Page MenuHomePhabricator

Cloud: workaround new docker hub ratelimits
Closed, ResolvedPublic

Description

We use a bunch of docker hub images. But there are new ratelimits in place.

Figure out a workaround and possibly why we even hit the ratelimit.

Event Timeline

aborrero moved this task from Inbox to Soon! on the cloud-services-team (Kanban) board.

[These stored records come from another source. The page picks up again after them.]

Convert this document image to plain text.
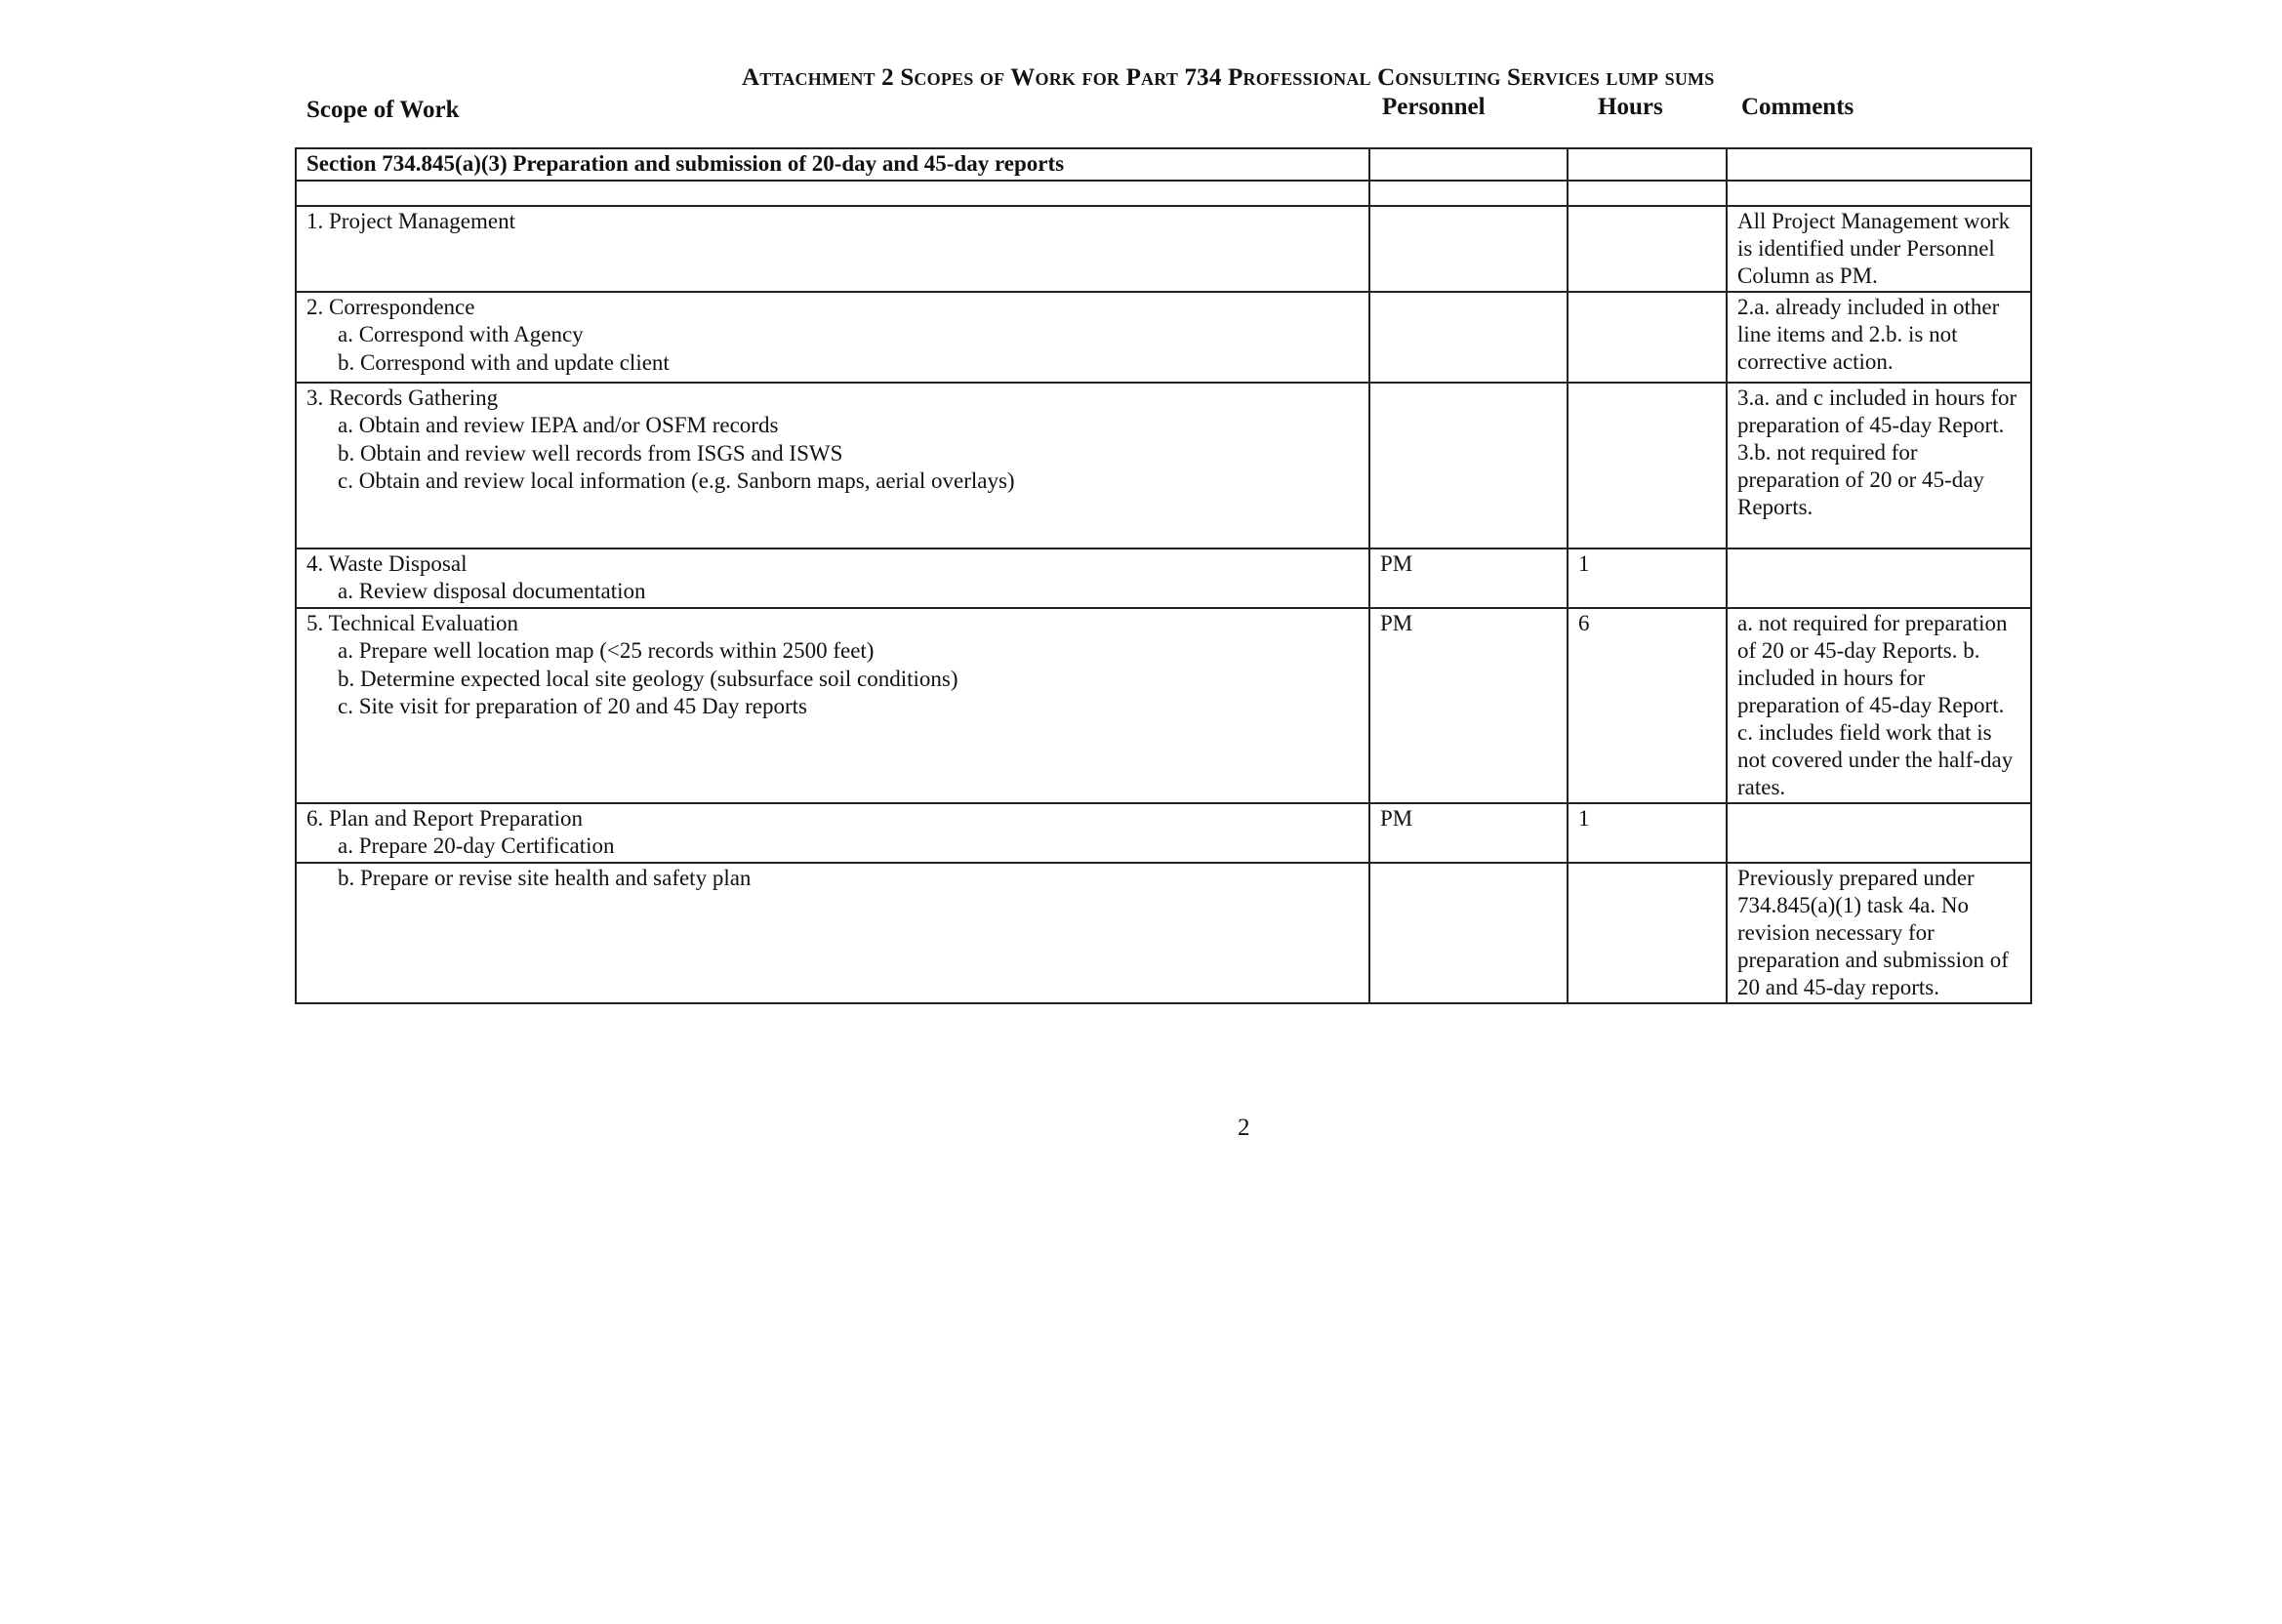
Attachment 2 Scopes of Work for Part 734 Professional Consulting Services lump sums
Scope of Work	Personnel	Hours	Comments
Section 734.845(a)(3) Preparation and submission of 20-day and 45-day reports			

1. Project Management			All Project Management work is identified under Personnel Column as PM.

2. Correspondence
a. Correspond with Agency
b. Correspond with and update client			2.a. already included in other line items and 2.b. is not corrective action.

3. Records Gathering
a. Obtain and review IEPA and/or OSFM records
b. Obtain and review well records from ISGS and ISWS
c. Obtain and review local information (e.g. Sanborn maps, aerial overlays)			3.a. and c included in hours for preparation of 45-day Report. 3.b. not required for preparation of 20 or 45-day Reports.

4. Waste Disposal
a. Review disposal documentation	PM	1	

5. Technical Evaluation
a. Prepare well location map (<25 records within 2500 feet)
b. Determine expected local site geology (subsurface soil conditions)
c. Site visit for preparation of 20 and 45 Day reports	PM	6	a. not required for preparation of 20 or 45-day Reports. b. included in hours for preparation of 45-day Report. c. includes field work that is not covered under the half-day rates.

6. Plan and Report Preparation
a. Prepare 20-day Certification	PM	1	

b. Prepare or revise site health and safety plan			Previously prepared under 734.845(a)(1) task 4a. No revision necessary for preparation and submission of 20 and 45-day reports.
2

Change 644286 had a related patch set uploaded (by Arturo Borrero Gonzalez; owner: Arturo Borrero Gonzalez):
[operations/puppet@production] kubeadm: use calico/kube-controllers image from our internal docker registry

https://gerrit.wikimedia.org/r/644286

Change 644286 merged by Bstorm:
[operations/puppet@production] kubeadm: use calico/kube-controllers image from our internal docker registry

https://gerrit.wikimedia.org/r/644286

Mentioned in SAL (#wikimedia-cloud) [2020-11-30T17:14:05Z] <bstorm> updated the calico-kube-controllers deployment to use our internal registry to deal with docker-hub rate-limiting T268669 T269016

Mentioned in SAL (#wikimedia-cloud) [2020-12-07T22:56:46Z] <bstorm> pushed updated local copies of the typha, calico-cni and calico-pod2daemon-flexvol images to the tools internal registry T269016

Mentioned in SAL (#wikimedia-cloud) [2020-12-08T19:01:43Z] <bstorm> pushed updated calico node image (v3.14.0) to internal docker registry as well T269016

Change 647094 had a related patch set uploaded (by Bstorm; owner: Bstorm):
[operations/puppet@production] kubeadm-k8s: use cached calico container images

https://gerrit.wikimedia.org/r/647094

Change 647094 merged by Bstorm:
[operations/puppet@production] kubeadm-k8s: use cached calico container images

https://gerrit.wikimedia.org/r/647094

After deploying the above change in toolsbeta, I can say that it does create a rolling network blackout as the calico/node daemonset restarts in some cases. We *might* need to deploy it in order to get typha and calico-kube-controllers to reschedule, and we probably should in general for stability. We should mention a possible brief network issue for running pods in our notification to cloud-announce when we start work. There's a good change few will notice that, but it looked like that happened. That or the network flap I saw was literally just a timeout from the etcd servers. They seem to do that a lot without really good IO, and we probably didn't upgrade the etcd servers' image to the faster ceph one in toolsbeta. @dcaro take note on the rebuilds stuff :) Tools will need the faster setup.

It is possible that the flap was literally just the calico node restart. It's just that the main network activity from pods was to etcd (from api servers and such) because it's a quiet cluster.

aborrero assigned this task to Bstorm.